There’s a note on the OTN database forum that’s worth reading if you’re puzzled by some of the Statspack or AWR results in 11g. The author is talking about 220.127.116.11 and walks through a couple of inconsistent reports from Statspack – but this prompted me to take a look at some underlying details using version 18.104.22.168 – and I think there’s a bug (or change) in the way that enqueues (locks) are handled that can make both statspack and AWR reports “lose time”.
Essentially the following sequence of events is possible:
Session A starts waiting on a TM lock
after a few seconds v$system_event records a wait for “enq: TM – contention”.
AWR (or statspack) takes a snapshot (which includes v$system_event).
Some time later session A acquires the TM lock – the total_waits for this event does not get incremented in v$system_event.
AWR (or statspack) takes the next snapshot
When you run the AWR/Statspack report across the interval, the “Top N Timed Events” and the other sections on wait events will show time waited only if the total_waits for the event has changed in the interval. But we incremented the count before the first snapshot, and haven’t incremented it since – so the time we spent waiting in this interval disappears. (The time we spent waiting in the previous interval will be in the report for the previous interval, of course.)

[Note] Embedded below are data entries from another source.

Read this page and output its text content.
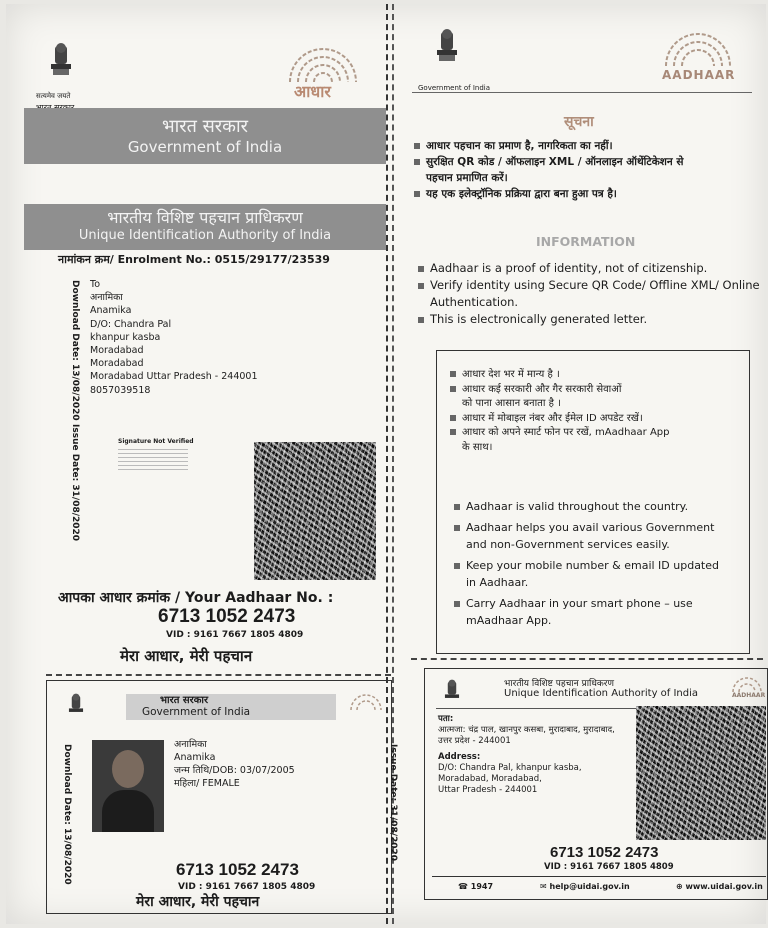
सत्यमेव जयते	आधार
भारत सरकार
Government of India
भारतीय विशिष्ट पहचान प्राधिकरण
Unique Identification Authority of India
नामांकन क्रम/ Enrolment No.: 0515/29177/23539
Download Date: 13/08/2020
Issue Date: 31/08/2020
To
अनामिका
Anamika
D/O: Chandra Pal
khanpur kasba
Moradabad
Moradabad
Moradabad Uttar Pradesh - 244001
8057039518
Signature Not Verified
आपका आधार क्रमांक / Your Aadhaar No. :
6713 1052 2473
VID : 9161 7667 1805 4809
मेरा आधार, मेरी पहचान
Government of India
AADHAAR
सूचना
आधार पहचान का प्रमाण है, नागरिकता का नहीं।
सुरक्षित QR कोड / ऑफलाइन XML / ऑनलाइन ऑथेंटिकेशन से
पहचान प्रमाणित करें।
यह एक इलेक्ट्रॉनिक प्रक्रिया द्वारा बना हुआ पत्र है।
INFORMATION
Aadhaar is a proof of identity, not of citizenship.
Verify identity using Secure QR Code/ Offline XML/ Online
Authentication.
This is electronically generated letter.
आधार देश भर में मान्य है ।
आधार कई सरकारी और गैर सरकारी सेवाओं
को पाना आसान बनाता है ।
आधार में मोबाइल नंबर और ईमेल ID अपडेट रखें।
आधार को अपने स्मार्ट फोन पर रखें, mAadhaar App
के साथ।
Aadhaar is valid throughout the country.
Aadhaar helps you avail various Government
and non-Government services easily.
Keep your mobile number & email ID updated
in Aadhaar.
Carry Aadhaar in your smart phone – use
mAadhaar App.
भारत सरकार
Government of India
Download Date: 13/08/2020	Issue Date: 31/08/2020
अनामिका
Anamika
जन्म तिथि/DOB: 03/07/2005
महिला/ FEMALE
6713 1052 2473
VID : 9161 7667 1805 4809
मेरा आधार, मेरी पहचान
भारतीय विशिष्ट पहचान प्राधिकरण
Unique Identification Authority of India	AADHAAR
पता:
आत्मजा: चंद्र पाल, खानपुर कसबा, मुरादाबाद, मुरादाबाद,
उत्तर प्रदेश - 244001
Address:
D/O: Chandra Pal, khanpur kasba,
Moradabad, Moradabad,
Uttar Pradesh - 244001
6713 1052 2473
VID : 9161 7667 1805 4809
☎ 1947	✉ help@uidai.gov.in	⊕ www.uidai.gov.in
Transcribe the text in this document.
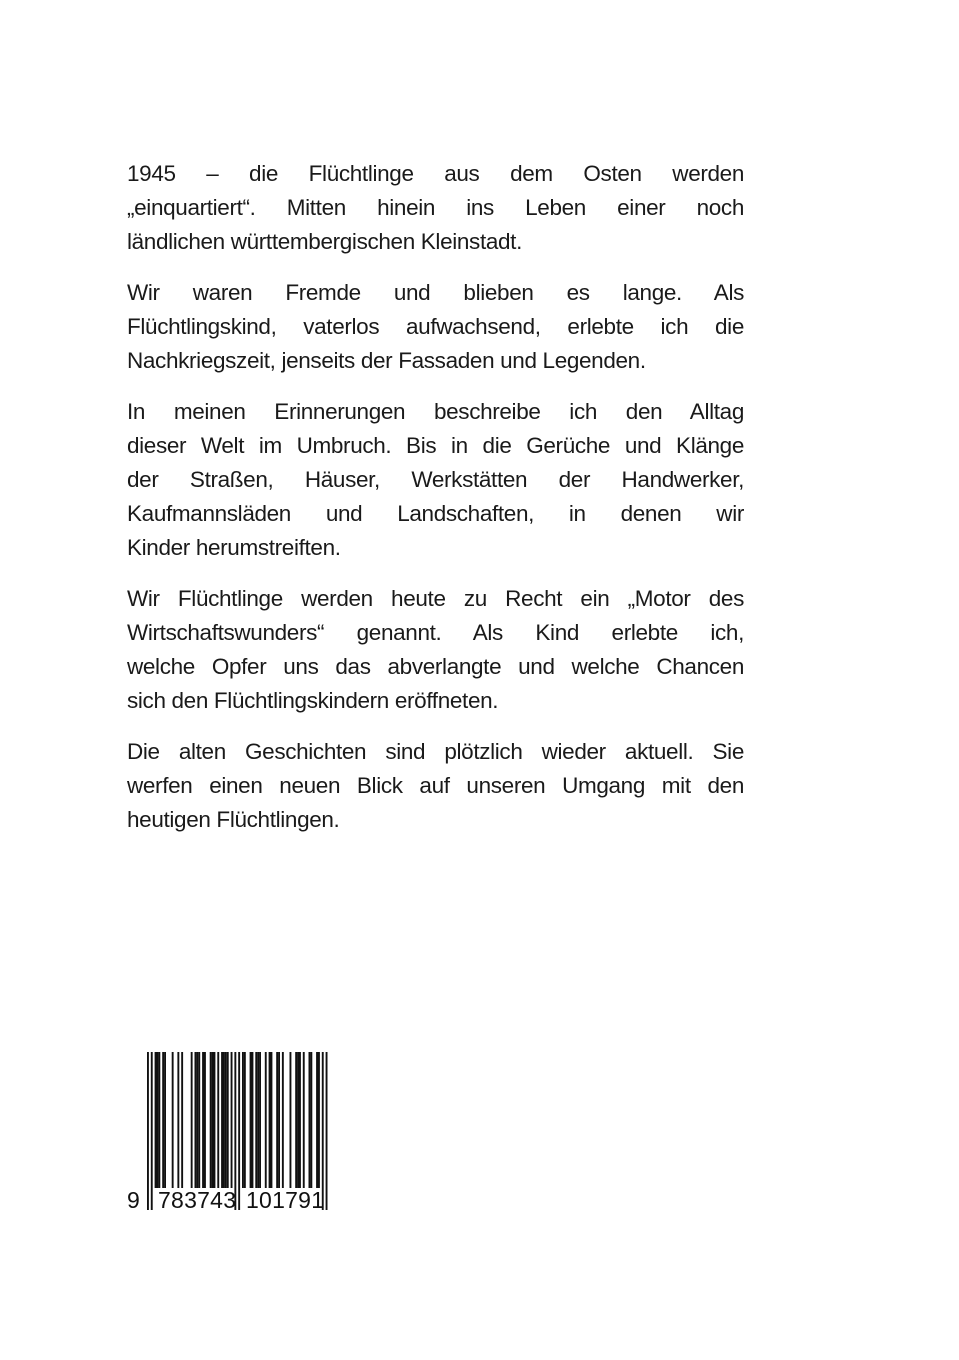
1945 – die Flüchtlinge aus dem Osten werden
„einquartiert“. Mitten hinein ins Leben einer noch
ländlichen württembergischen Kleinstadt.
Wir waren Fremde und blieben es lange. Als
Flüchtlingskind, vaterlos aufwachsend, erlebte ich die
Nachkriegszeit, jenseits der Fassaden und Legenden.
In meinen Erinnerungen beschreibe ich den Alltag
dieser Welt im Umbruch. Bis in die Gerüche und Klänge
der Straßen, Häuser, Werkstätten der Handwerker,
Kaufmannsläden und Landschaften, in denen wir
Kinder herumstreiften.
Wir Flüchtlinge werden heute zu Recht ein „Motor des
Wirtschaftswunders“ genannt. Als Kind erlebte ich,
welche Opfer uns das abverlangte und welche Chancen
sich den Flüchtlingskindern eröffneten.
Die alten Geschichten sind plötzlich wieder aktuell. Sie
werfen einen neuen Blick auf unseren Umgang mit den
heutigen Flüchtlingen.
9 783743 101791
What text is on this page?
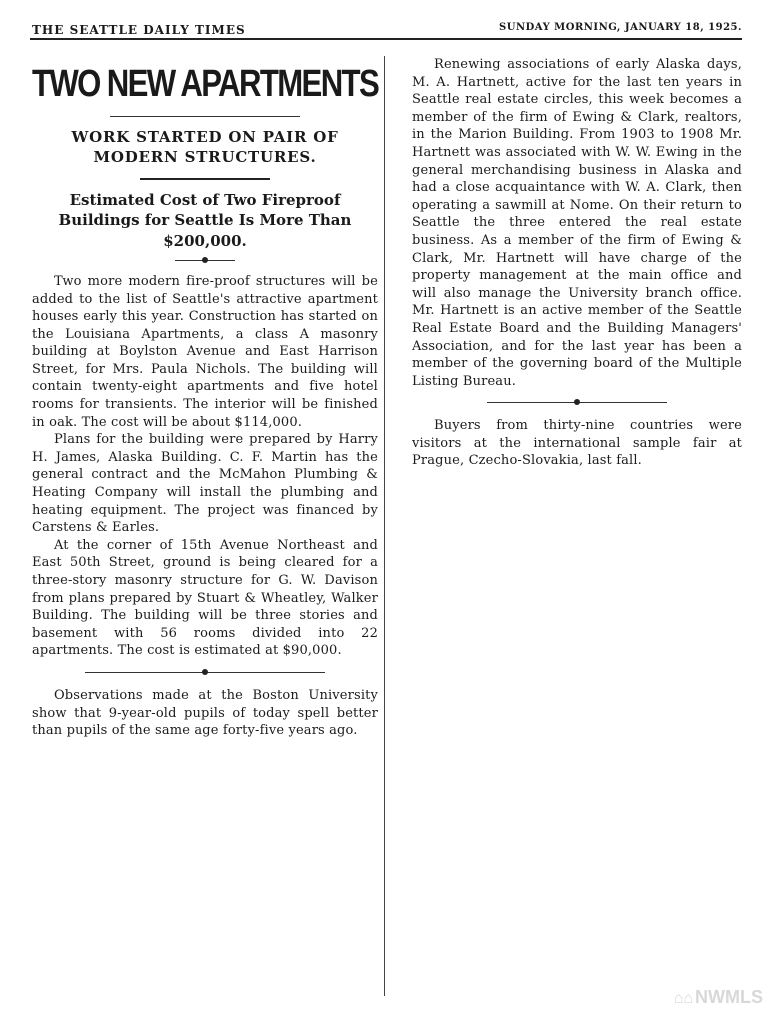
THE SEATTLE DAILY TIMES	SUNDAY MORNING, JANUARY 18, 1925.
TWO NEW APARTMENTS
WORK STARTED ON PAIR OF MODERN STRUCTURES.
Estimated Cost of Two Fireproof Buildings for Seattle Is More Than $200,000.

Two more modern fire-proof structures will be added to the list of Seattle's attractive apartment houses early this year. Construction has started on the Louisiana Apartments, a class A masonry building at Boylston Avenue and East Harrison Street, for Mrs. Paula Nichols. The building will contain twenty-eight apartments and five hotel rooms for transients. The interior will be finished in oak. The cost will be about $114,000.

Plans for the building were prepared by Harry H. James, Alaska Building. C. F. Martin has the general contract and the McMahon Plumbing & Heating Company will install the plumbing and heating equipment. The project was financed by Carstens & Earles.

At the corner of 15th Avenue Northeast and East 50th Street, ground is being cleared for a three-story masonry structure for G. W. Davison from plans prepared by Stuart & Wheatley, Walker Building. The building will be three stories and basement with 56 rooms divided into 22 apartments. The cost is estimated at $90,000.

Observations made at the Boston University show that 9-year-old pupils of today spell better than pupils of the same age forty-five years ago.

Renewing associations of early Alaska days, M. A. Hartnett, active for the last ten years in Seattle real estate circles, this week becomes a member of the firm of Ewing & Clark, realtors, in the Marion Building. From 1903 to 1908 Mr. Hartnett was associated with W. W. Ewing in the general merchandising business in Alaska and had a close acquaintance with W. A. Clark, then operating a sawmill at Nome. On their return to Seattle the three entered the real estate business. As a member of the firm of Ewing & Clark, Mr. Hartnett will have charge of the property management at the main office and will also manage the University branch office. Mr. Hartnett is an active member of the Seattle Real Estate Board and the Building Managers' Association, and for the last year has been a member of the governing board of the Multiple Listing Bureau.

Buyers from thirty-nine countries were visitors at the international sample fair at Prague, Czecho-Slovakia, last fall.

⌂⌂ NWMLS
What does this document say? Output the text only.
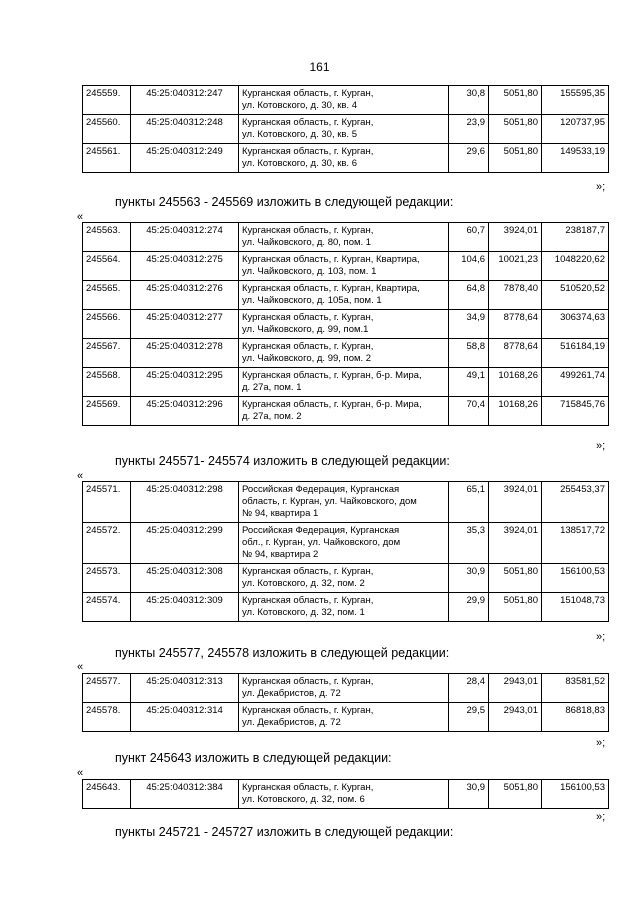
161
245559.	45:25:040312:247	Курганская область, г. Курган,
ул. Котовского, д. 30, кв. 4	30,8	5051,80	155595,35
245560.	45:25:040312:248	Курганская область, г. Курган,
ул. Котовского, д. 30, кв. 5	23,9	5051,80	120737,95
245561.	45:25:040312:249	Курганская область, г. Курган,
ул. Котовского, д. 30, кв. 6	29,6	5051,80	149533,19
»;
пункты 245563 - 245569 изложить в следующей редакции:
«
245563.	45:25:040312:274	Курганская область, г. Курган,
ул. Чайковского, д. 80, пом. 1	60,7	3924,01	238187,7
245564.	45:25:040312:275	Курганская область, г. Курган, Квартира,
ул. Чайковского, д. 103, пом. 1	104,6	10021,23	1048220,62
245565.	45:25:040312:276	Курганская область, г. Курган, Квартира,
ул. Чайковского, д. 105а, пом. 1	64,8	7878,40	510520,52
245566.	45:25:040312:277	Курганская область, г. Курган,
ул. Чайковского, д. 99, пом.1	34,9	8778,64	306374,63
245567.	45:25:040312:278	Курганская область, г. Курган,
ул. Чайковского, д. 99, пом. 2	58,8	8778,64	516184,19
245568.	45:25:040312:295	Курганская область, г. Курган, б-р. Мира,
д. 27а, пом. 1	49,1	10168,26	499261,74
245569.	45:25:040312:296	Курганская область, г. Курган, б-р. Мира,
д. 27а, пом. 2	70,4	10168,26	715845,76
»;
пункты 245571- 245574 изложить в следующей редакции:
«
245571.	45:25:040312:298	Российская Федерация, Курганская
область, г. Курган, ул. Чайковского, дом
№ 94, квартира 1	65,1	3924,01	255453,37
245572.	45:25:040312:299	Российская Федерация, Курганская
обл., г. Курган, ул. Чайковского, дом
№ 94, квартира 2	35,3	3924,01	138517,72
245573.	45:25:040312:308	Курганская область, г. Курган,
ул. Котовского, д. 32, пом. 2	30,9	5051,80	156100,53
245574.	45:25:040312:309	Курганская область, г. Курган,
ул. Котовского, д. 32, пом. 1	29,9	5051,80	151048,73
»;
пункты 245577, 245578 изложить в следующей редакции:
«
245577.	45:25:040312:313	Курганская область, г. Курган,
ул. Декабристов, д. 72	28,4	2943,01	83581,52
245578.	45:25:040312:314	Курганская область, г. Курган,
ул. Декабристов, д. 72	29,5	2943,01	86818,83
»;
пункт 245643 изложить в следующей редакции:
«
245643.	45:25:040312:384	Курганская область, г. Курган,
ул. Котовского, д. 32, пом. 6
	30,9	5051,80	156100,53
»;
пункты 245721 - 245727 изложить в следующей редакции:
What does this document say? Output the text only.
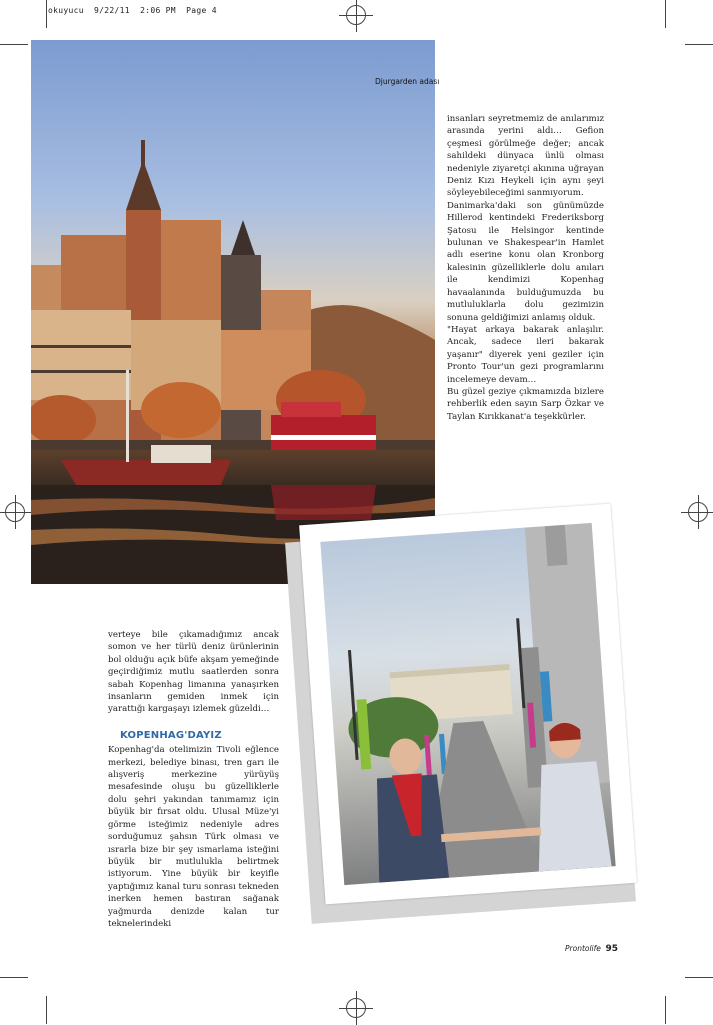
okuyucu  9/22/11  2:06 PM  Page 4
Djurgarden adası

insanları seyretmemiz de anılarımız arasında yerini aldı… Gefion çeşmesi görülmeğe değer; ancak sahildeki dünyaca ünlü olması nedeniyle ziyaretçi akınına uğrayan Deniz Kızı Heykeli için aynı şeyi söyleyebileceğimi sanmıyorum.

Danimarka'daki son günümüzde Hillerod kentindeki Frederiksborg Şatosu ile Helsingor kentinde bulunan ve Shakespear'in Hamlet adlı eserine konu olan Kronborg kalesinin güzelliklerle dolu anıları ile kendimizi Kopenhag havaalanında bulduğumuzda bu mutluluklarla dolu gezimizin sonuna geldiğimizi anlamış olduk.

"Hayat arkaya bakarak anlaşılır. Ancak, sadece ileri bakarak yaşanır" diyerek yeni geziler için Pronto Tour'un gezi programlarını incelemeye devam…

Bu güzel geziye çıkmamızda bizlere rehberlik eden sayın Sarp Özkar ve Taylan Kırıkkanat'a teşekkürler.

verteye bile çıkamadığımız ancak somon ve her türlü deniz ürünlerinin bol olduğu açık büfe akşam yemeğinde geçirdiğimiz mutlu saatlerden sonra sabah Kopenhag limanına yanaşırken insanların gemiden inmek için yarattığı kargaşayı izlemek güzeldi…

KOPENHAG'DAYIZ

Kopenhag'da otelimizin Tivoli eğlence merkezi, belediye binası, tren garı ile alışveriş merkezine yürüyüş mesafesinde oluşu bu güzelliklerle dolu şehri yakından tanımamız için büyük bir fırsat oldu. Ulusal Müze'yi görme isteğimiz nedeniyle adres sorduğumuz şahsın Türk olması ve ısrarla bize bir şey ısmarlama isteğini büyük bir mutlulukla belirtmek istiyorum. Yine büyük bir keyifle yaptığımız kanal turu sonrası tekneden inerken hemen bastıran sağanak yağmurda denizde kalan tur teknelerindeki

Prontolife 95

Note – this is not the same as the inconsistencies that used to appear in statspack with statement-level errors, where the total resource usage across multiple periods would be reported against the snapshot where the statement completed. In those cases we finally saw the total resource usage even though it was summed against one interval; in this case we lose track of any time spent waiting after the first snapshot.
Of course the problem is not a total whitewash. The time may appear in other parts of the report – for example it will show up in the “DB Time” total – and the results will only be seriously deceptive for waits that are (a) long and (b) are so unluckily synchronised that an interval with a lot of wait time in it doesn’t have a wait event start in the interval and increment the total_waits. The problem may, therefore, only appear as a slight inconsistency in most systems.
Footnote: I haven’t spent much time looking at this, so I don’t know which versions are affected, nor which enqueues the new mechanism applies to (it may only be “TM” enqueue, as other waits tend to time out and restart every few seconds). This note is just an early warning to help you recognise the situation if you ever come across it.